Personal information
- Date of birth: 6 July 1987 (age 38)
- Place of birth: San Pedro, Buenos Aires, Argentina
- Height: 1.63 m (5 ft 4 in)
- Position: Striker

Senior career*
- Years: Team / Apps / (Gls)
- Independiente
- 2008–2011: Santiago Morning
- 2011–2012: Barcelona / 14 / (3)
- Boca Juniors
- River Plate
- Sportivo Barracas
- Sportivo Barracas (futsal)
- 2019–2020: Boca Juniors

International career
- Argentina

= Ludmila Manicler =

Argentine footballer and futsal player

Ludmila Manicler (born 6 July 1987) is an Argentine footballer and futsal player who plays as a forward. She is a former member of the Argentina women's national team.

She's 163 cm tall and has a weight of 48.40 kg. She previously played for FC Barcelona in Spain's Primera División.

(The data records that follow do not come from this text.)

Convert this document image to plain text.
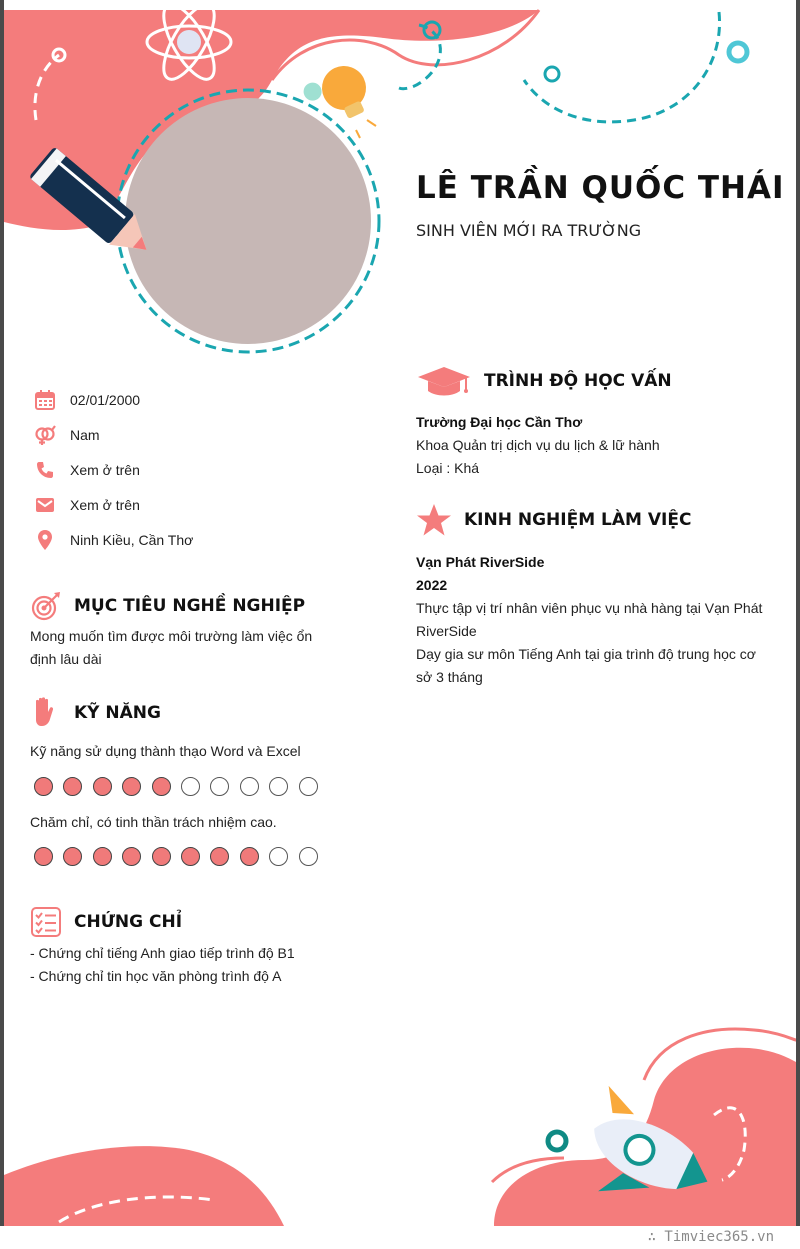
LÊ TRẦN QUỐC THÁI
SINH VIÊN MỚI RA TRƯỜNG
02/01/2000
Nam
Xem ở trên
Xem ở trên
Ninh Kiều, Cần Thơ
MỤC TIÊU NGHỀ NGHIỆP
Mong muốn tìm được môi trường làm việc ổn
định lâu dài
KỸ NĂNG
Kỹ năng sử dụng thành thạo Word và Excel
Chăm chỉ, có tinh thần trách nhiệm cao.
CHỨNG CHỈ
- Chứng chỉ tiếng Anh giao tiếp trình độ B1
- Chứng chỉ tin học văn phòng trình độ A
TRÌNH ĐỘ HỌC VẤN
Trường Đại học Cần Thơ
Khoa Quản trị dịch vụ du lịch & lữ hành
Loại : Khá
KINH NGHIỆM LÀM VIỆC
Vạn Phát RiverSide
2022
Thực tập vị trí nhân viên phục vụ nhà hàng tại Vạn Phát
RiverSide
Dạy gia sư môn Tiếng Anh tại gia trình độ trung học cơ
sở 3 tháng
∴ Timviec365.vn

Manicler scored the first Argentine goal in an olympic competition on the 1–2 defeat against Canada at the 2008 Summer Olympics women's tournament.
Her first international competition was the 2006 FIFA U-20 Women's World Cup, where she scored 3 goals.

Manicler has also played for Club Atlético Independiente in Argentina and Santiago Morning of Chile's Women 1st Division.